Kemurungan dan Sukacita Queer: Melekatkan Rasa Terhadap Pencari Suaka

Kemurungan dan sukacita queer: melekatkan rasa terhadap pencari suaka

Ilustrasi oleh Hafizh Dhiyaulhaq

Februari 2017. Saya janji untuk bertemu Kate di kampus. Saya bilang padanya saya bisa mengambil piket sebagai relawan selama dua hari kedepan. Saya kirim pesan padanya bahwa saya sudah menunggu di depan Leeds University Union (LUU). Tak sampai lima menit, saya lihat Kate. Dia bilang tidak bisa bicara terlalu lama karena masih banyak pekerjaan yang menunggunya. Saya mengambil handphone dan sebundel map yang diserahkan Kate. “Cek saja di hari selasa dan rabu, apakah kamu harus menghubungi seseorang. Jika ada yang bikin kamu bingung, kirim saja teks ke saya ya.” Saya mengangguk dan berjalan kaki kembali ke rumah.

Di rumah, saya bisa bergegas melepas mantel, sarung tangan dan topi hangat saya. Bibir dan kulit saya kering karena cuaca yang cukup dingin. Mungkin sebentar lagi turun salju, begitu pikir saya. Saya enggan untuk keluar lagi.

Saya menatap bundelan map di hadapan saya. Di halaman pertama saya melihat stiker Leeds No Borders dengan latar biru gelap.
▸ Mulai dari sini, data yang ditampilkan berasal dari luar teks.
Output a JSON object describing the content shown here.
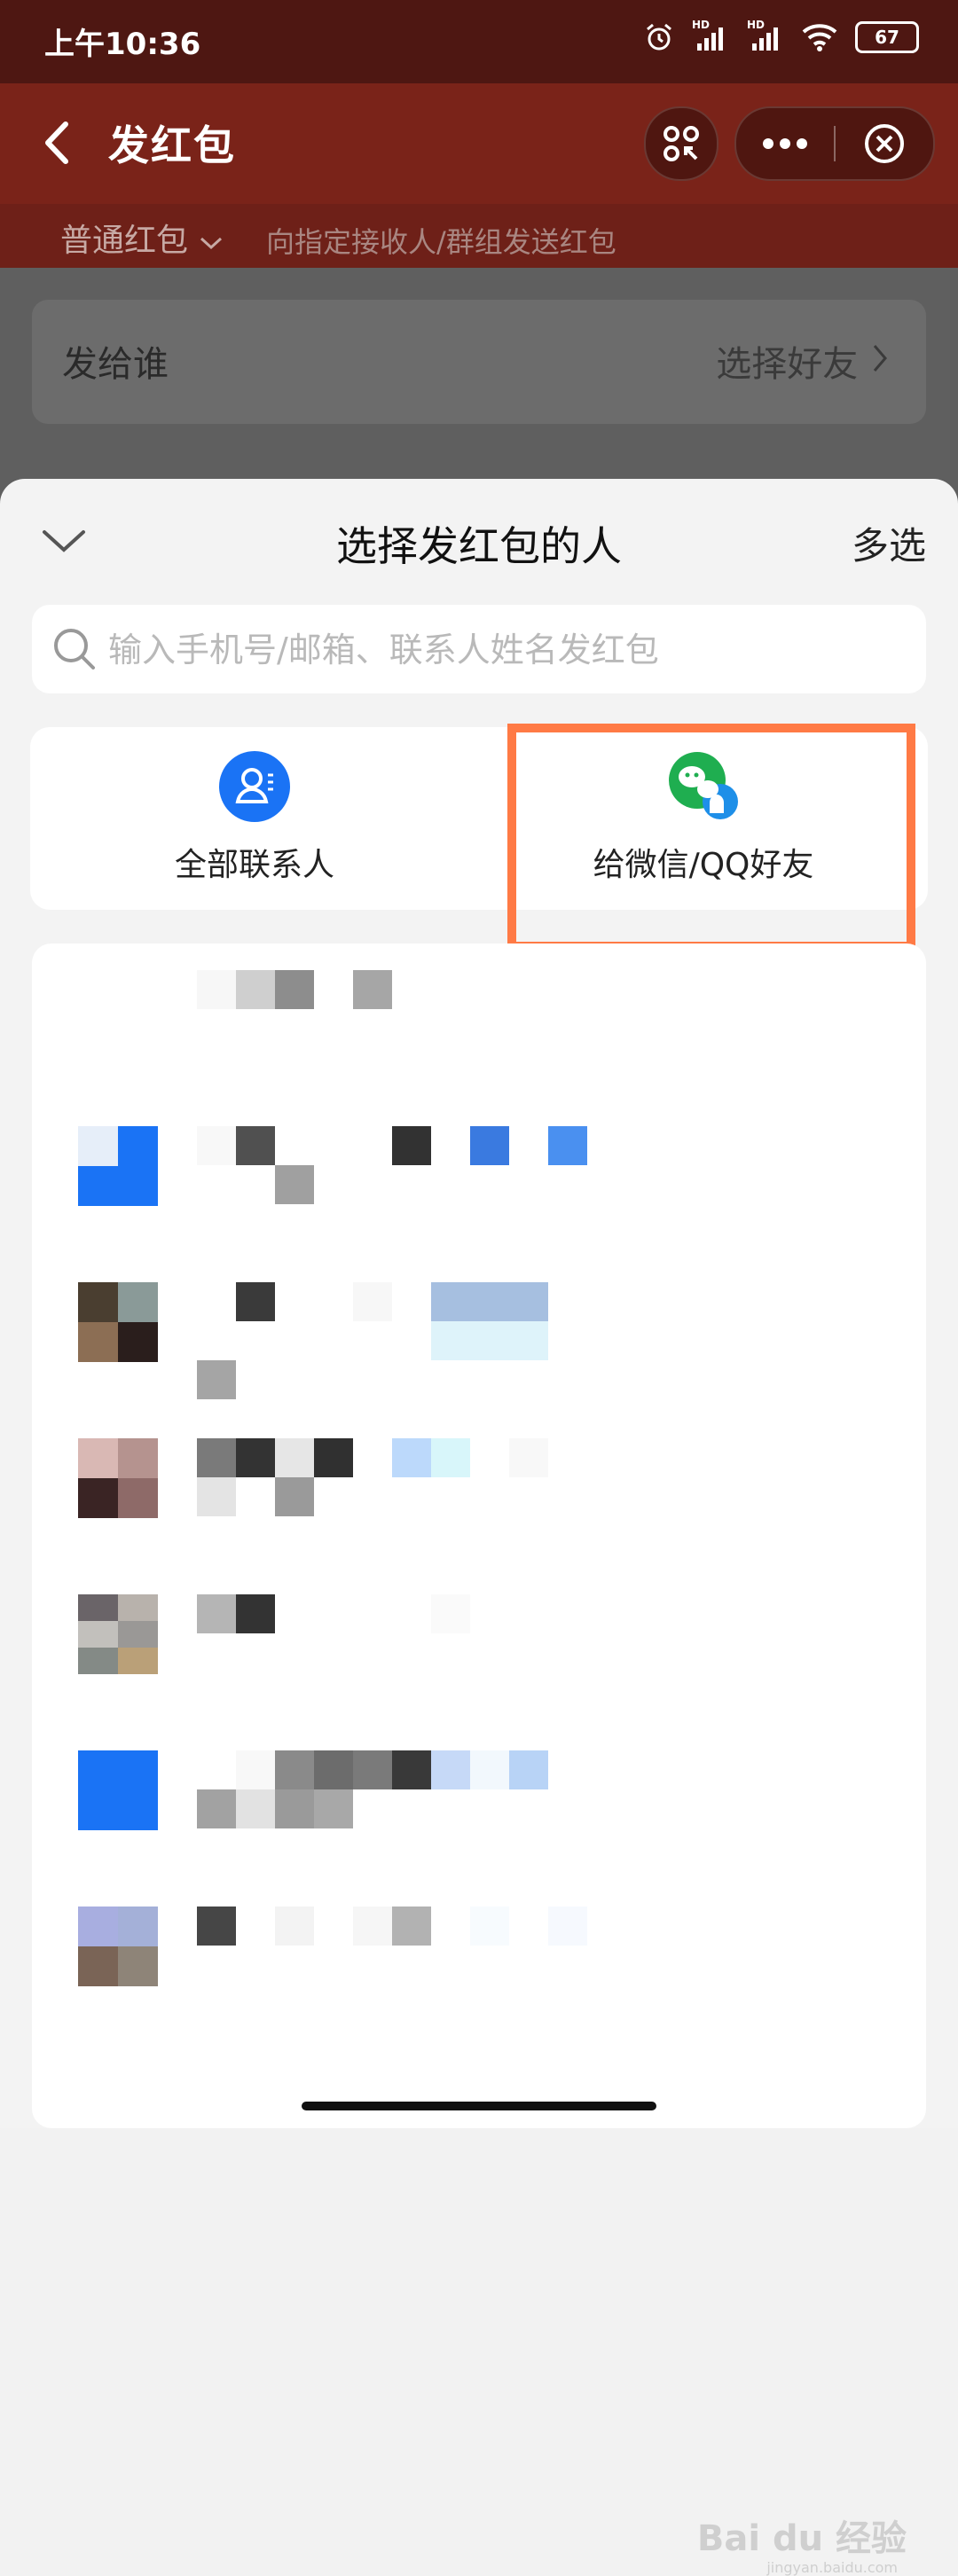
{
  "status_bar": {
    "time": "上午10:36",
    "network_1": "HD",
    "network_2": "HD",
    "battery": "67"
  },
  "app_bar": {
    "title": "发红包"
  },
  "sub_bar": {
    "type_label": "普通红包",
    "description": "向指定接收人/群组发送红包"
  },
  "background_card": {
    "label": "发给谁",
    "action": "选择好友"
  },
  "sheet": {
    "title": "选择发红包的人",
    "multi_select": "多选",
    "search_placeholder": "输入手机号/邮箱、联系人姓名发红包",
    "options": [
      {
        "label": "全部联系人",
        "icon": "contacts-icon",
        "color": "#1a73f5"
      },
      {
        "label": "给微信/QQ好友",
        "icon": "wechat-qq-icon",
        "color": "#1fae50"
      }
    ],
    "highlight_color": "#ff7a45"
  },
  "watermark": {
    "brand": "Bai du 经验",
    "url": "jingyan.baidu.com"
  }
}
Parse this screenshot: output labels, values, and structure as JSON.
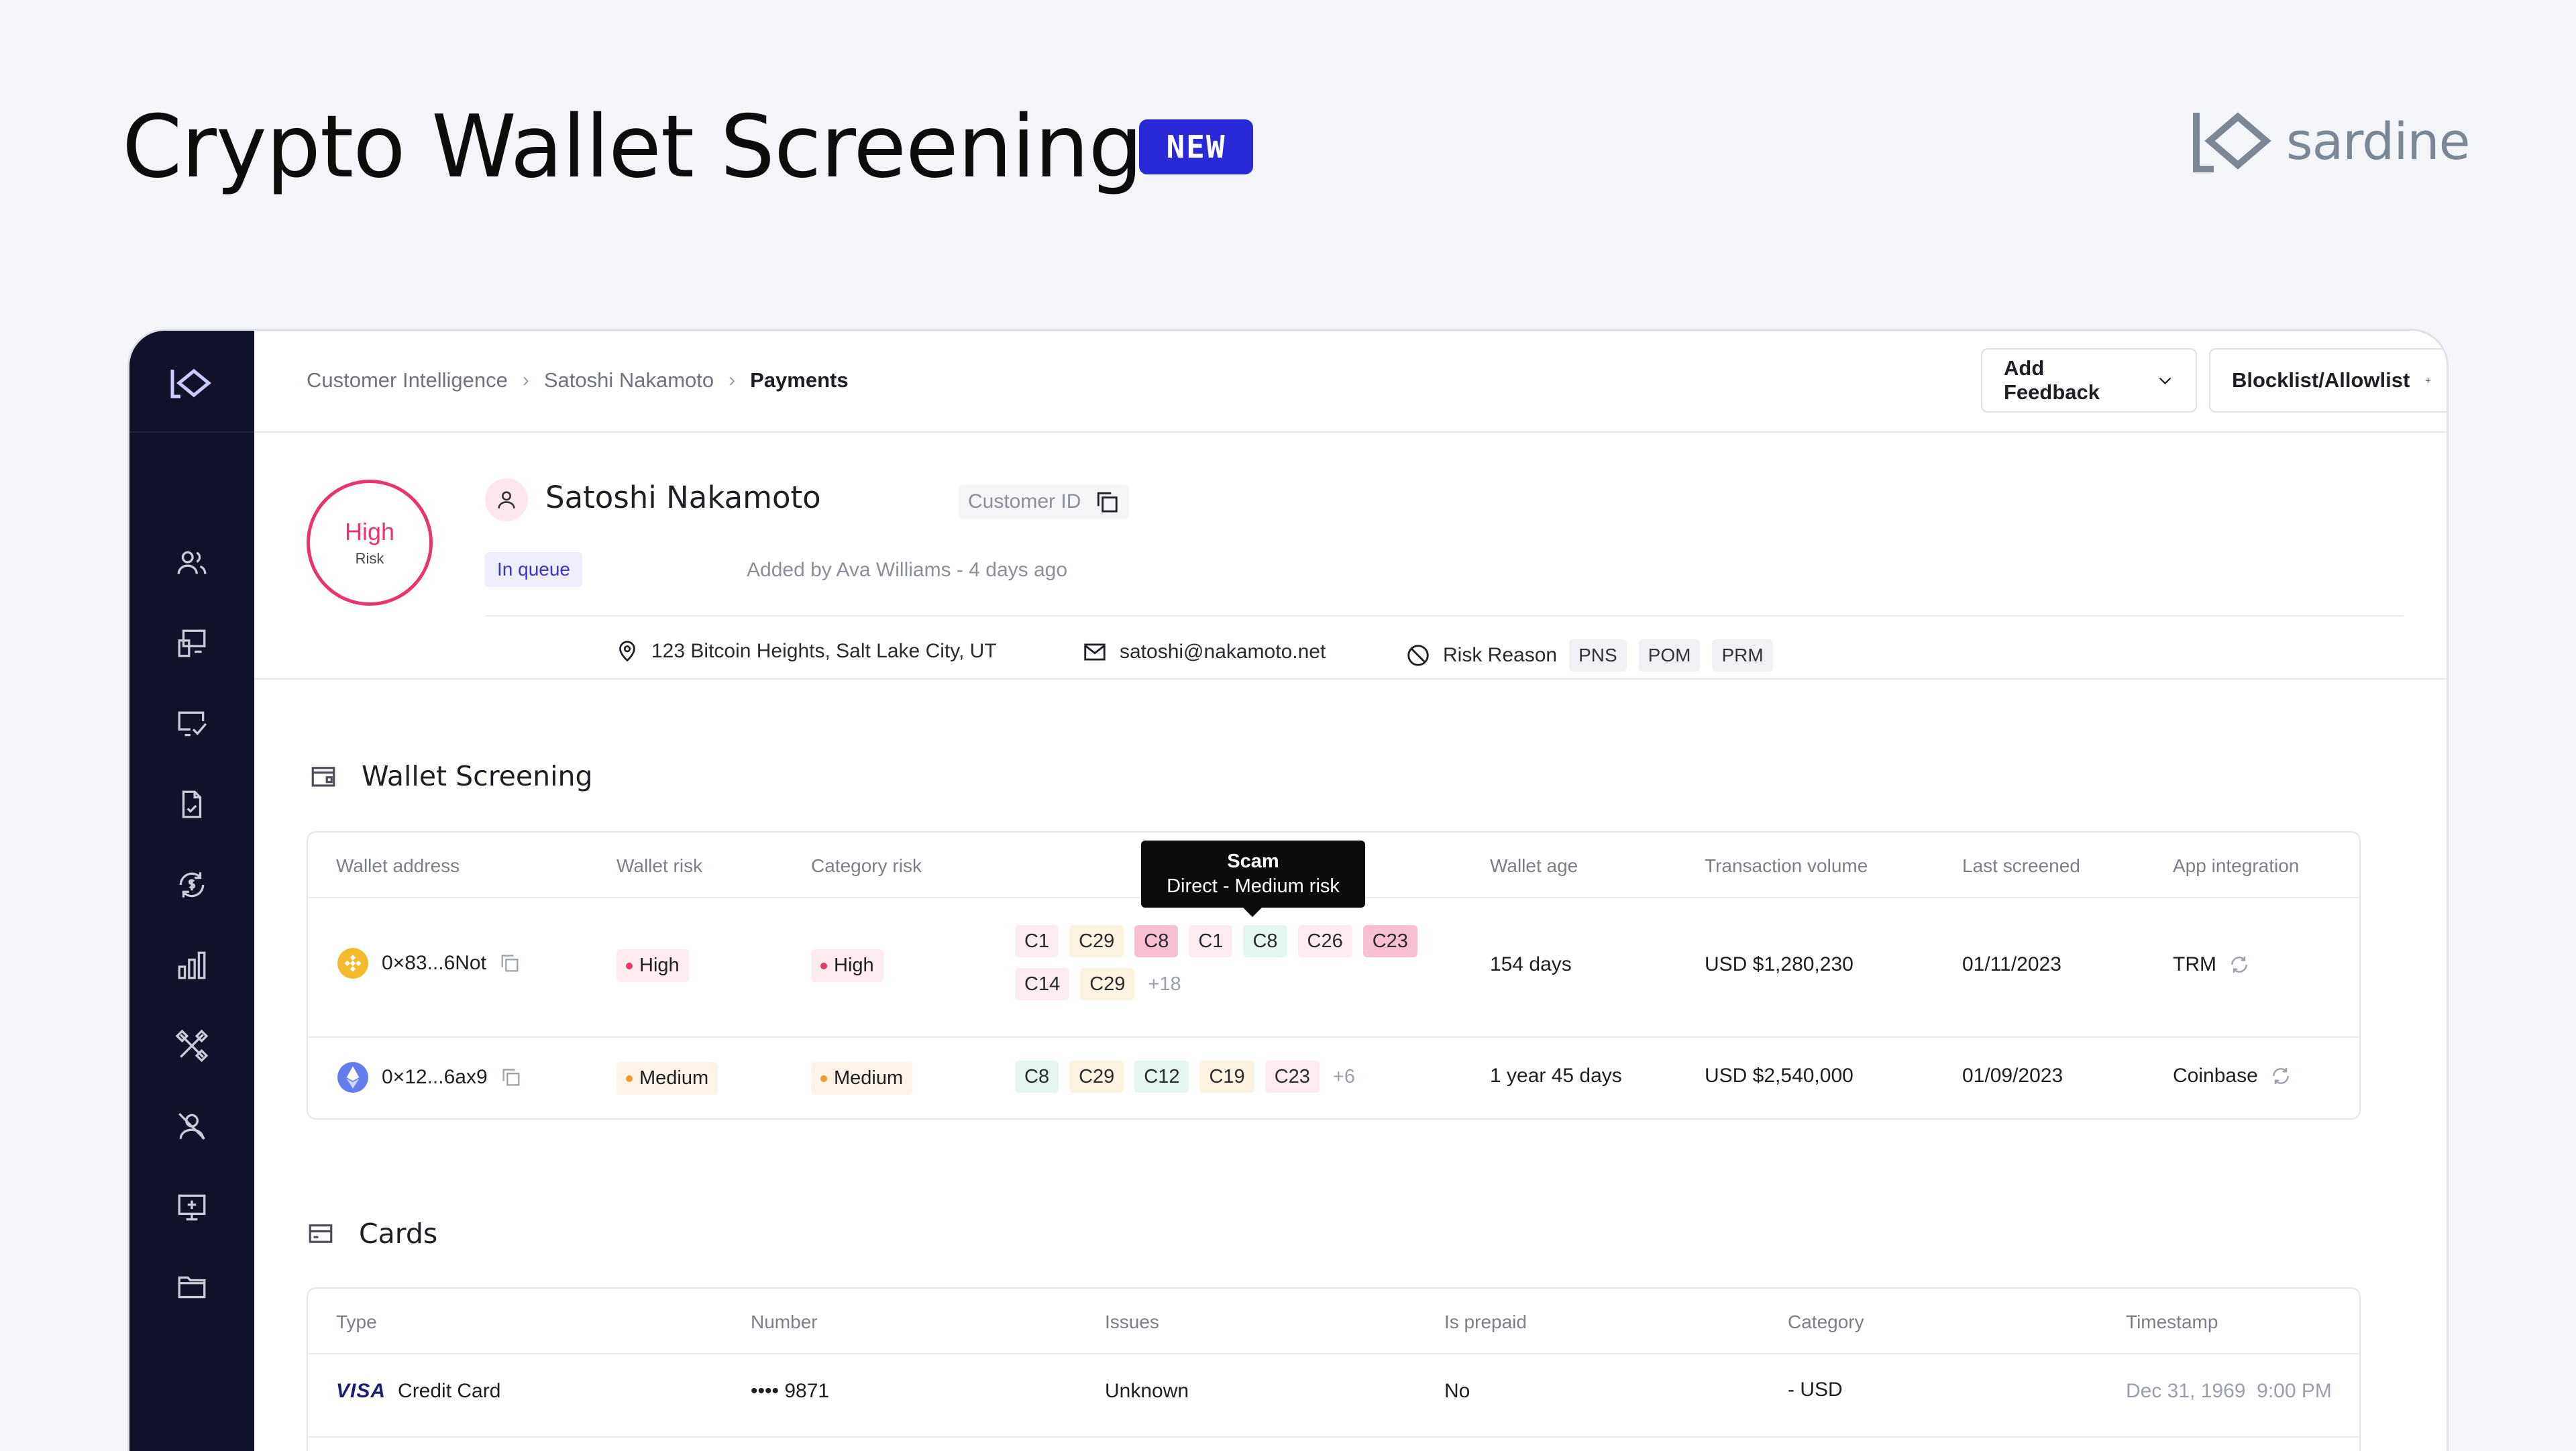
{
  "hero": {
    "title": "Crypto Wallet Screening",
    "badge": "NEW",
    "brand": "sardine"
  },
  "breadcrumbs": [
    "Customer Intelligence",
    "Satoshi Nakamoto",
    "Payments"
  ],
  "toolbar": {
    "feedback": "Add Feedback",
    "blocklist": "Blocklist/Allowlist"
  },
  "customer": {
    "risk_level": "High",
    "risk_sub": "Risk",
    "name": "Satoshi Nakamoto",
    "id_label": "Customer ID",
    "status": "In queue",
    "added": "Added by Ava Williams - 4 days ago",
    "address": "123 Bitcoin Heights, Salt Lake City, UT",
    "email": "satoshi@nakamoto.net",
    "risk_reason_label": "Risk Reason",
    "risk_reasons": [
      "PNS",
      "POM",
      "PRM"
    ]
  },
  "wallet": {
    "title": "Wallet Screening",
    "headers": [
      "Wallet address",
      "Wallet risk",
      "Category risk",
      "Wallet age",
      "Transaction volume",
      "Last screened",
      "App integration"
    ],
    "tooltip": {
      "title": "Scam",
      "body": "Direct - Medium risk"
    },
    "rows": [
      {
        "address": "0×83...6Not",
        "wallet_risk": "High",
        "category_risk": "High",
        "cats": [
          "C1",
          "C29",
          "C8",
          "C1",
          "C8",
          "C26",
          "C23",
          "C14",
          "C29"
        ],
        "more": "+18",
        "age": "154 days",
        "volume": "USD $1,280,230",
        "screened": "01/11/2023",
        "app": "TRM"
      },
      {
        "address": "0×12...6ax9",
        "wallet_risk": "Medium",
        "category_risk": "Medium",
        "cats": [
          "C8",
          "C29",
          "C12",
          "C19",
          "C23"
        ],
        "more": "+6",
        "age": "1 year 45 days",
        "volume": "USD $2,540,000",
        "screened": "01/09/2023",
        "app": "Coinbase"
      }
    ]
  },
  "cards": {
    "title": "Cards",
    "headers": [
      "Type",
      "Number",
      "Issues",
      "Is prepaid",
      "Category",
      "Timestamp"
    ],
    "rows": [
      {
        "brand": "VISA",
        "type": "Credit Card",
        "number": "•••• 9871",
        "issues": "Unknown",
        "prepaid": "No",
        "category": "- USD",
        "timestamp": "Dec 31, 1969  9:00 PM"
      }
    ]
  },
  "colors": {
    "accent": "#2a29d8",
    "sidebar": "#11112a",
    "high": "#e8356a",
    "medium": "#f29a2e"
  }
}
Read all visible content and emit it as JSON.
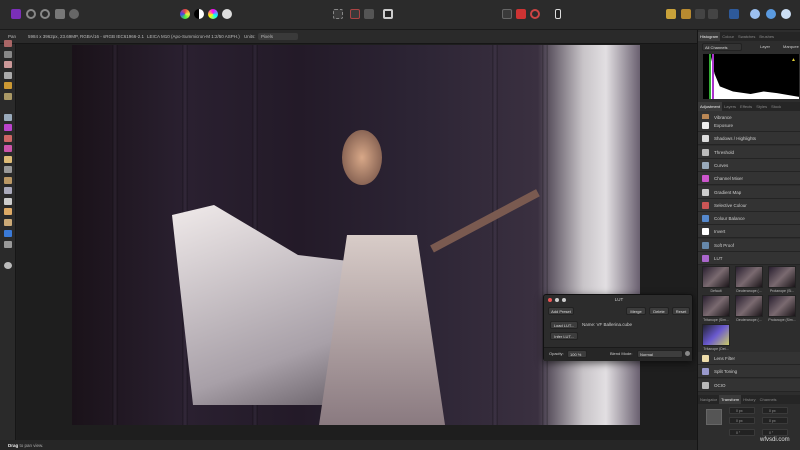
{
  "context_bar": {
    "label": "Pan",
    "image_info": "5984 x 3962px, 23.69MP, RGBA/16 - sRGB IEC61966-2.1",
    "camera": "LEICA M10 (Apo-Summicron-M 1:2/50 ASPH.)",
    "units_label": "Units:",
    "units_value": "Pixels"
  },
  "toolbar": {
    "personas": [
      "affinity-photo-persona-icon",
      "liquify-persona-icon",
      "develop-persona-icon",
      "tone-mapping-persona-icon",
      "export-persona-icon"
    ]
  },
  "histogram_panel": {
    "tabs": [
      "Histogram",
      "Colour",
      "Swatches",
      "Brushes"
    ],
    "active": "Histogram",
    "channel": "All Channels",
    "layer_label": "Layer",
    "marquee_label": "Marquee"
  },
  "adjustment_panel": {
    "tabs": [
      "Adjustment",
      "Layers",
      "Effects",
      "Styles",
      "Stock"
    ],
    "active": "Adjustment",
    "items": [
      "Vibrance",
      "Exposure",
      "Shadows / Highlights",
      "Threshold",
      "Curves",
      "Channel Mixer",
      "Gradient Map",
      "Selective Colour",
      "Colour Balance",
      "Invert",
      "Soft Proof",
      "LUT"
    ],
    "lut_presets": [
      "Default",
      "Deuteranope (...",
      "Protanope (Si...",
      "Tritanope (Sim...",
      "Deuteranope (...",
      "Protanope (Sim...",
      "Tritanope (Det..."
    ],
    "items_after": [
      "Lens Filter",
      "Split Toning",
      "OCIO"
    ]
  },
  "transform_panel": {
    "tabs": [
      "Navigator",
      "Transform",
      "History",
      "Channels"
    ],
    "active": "Transform",
    "fields": [
      {
        "label": "X:",
        "value": "0 px"
      },
      {
        "label": "W:",
        "value": "0 px"
      },
      {
        "label": "Y:",
        "value": "0 px"
      },
      {
        "label": "H:",
        "value": "0 px"
      },
      {
        "label": "R:",
        "value": "0 °"
      },
      {
        "label": "S:",
        "value": "0 °"
      }
    ]
  },
  "lut_dialog": {
    "title": "LUT",
    "add_preset": "Add Preset",
    "merge": "Merge",
    "delete": "Delete",
    "reset": "Reset",
    "load_lut": "Load LUT...",
    "infer_lut": "Infer LUT...",
    "name_text": "Name: VF Ballerina.cube",
    "opacity_label": "Opacity:",
    "opacity_value": "100 %",
    "blend_label": "Blend Mode:",
    "blend_value": "Normal"
  },
  "status": {
    "hint_bold": "Drag",
    "hint": " to pan view."
  },
  "watermark": "wfvsdi.com"
}
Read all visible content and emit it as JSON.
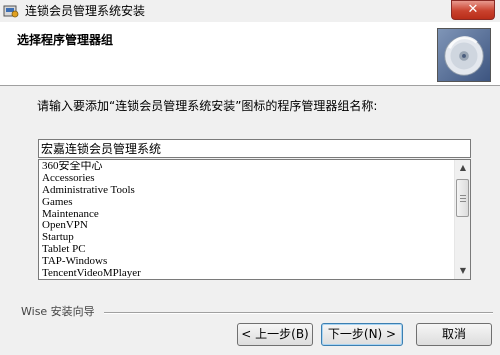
{
  "window": {
    "title": "连锁会员管理系统安装",
    "close_label": "✕"
  },
  "header": {
    "title": "选择程序管理器组"
  },
  "prompt": "请输入要添加“连锁会员管理系统安装”图标的程序管理器组名称:",
  "group_name_input": {
    "value": "宏嘉连锁会员管理系统"
  },
  "group_list": [
    "360安全中心",
    "Accessories",
    "Administrative Tools",
    "Games",
    "Maintenance",
    "OpenVPN",
    "Startup",
    "Tablet PC",
    "TAP-Windows",
    "TencentVideoMPlayer"
  ],
  "footer": {
    "wizard_label": "Wise 安装向导"
  },
  "buttons": {
    "back": "< 上一步(B)",
    "next": "下一步(N) >",
    "cancel": "取消"
  },
  "icons": {
    "app": "installer-icon",
    "header": "cd-disc-icon"
  }
}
Leeds No Borders adalah kelompok dukungan sekaligus kelompok kampanye akar rumput di area Leeds. Salah satu kegiatannya adalah memberikan dukungan via telepon kepada orang-orang yang sedang dalam masa penantian terhadap pengajuannya sebagai pencari suaka di Inggris. Saya melihat ada satu nama yang perlu saya hubungi dua jam lagi.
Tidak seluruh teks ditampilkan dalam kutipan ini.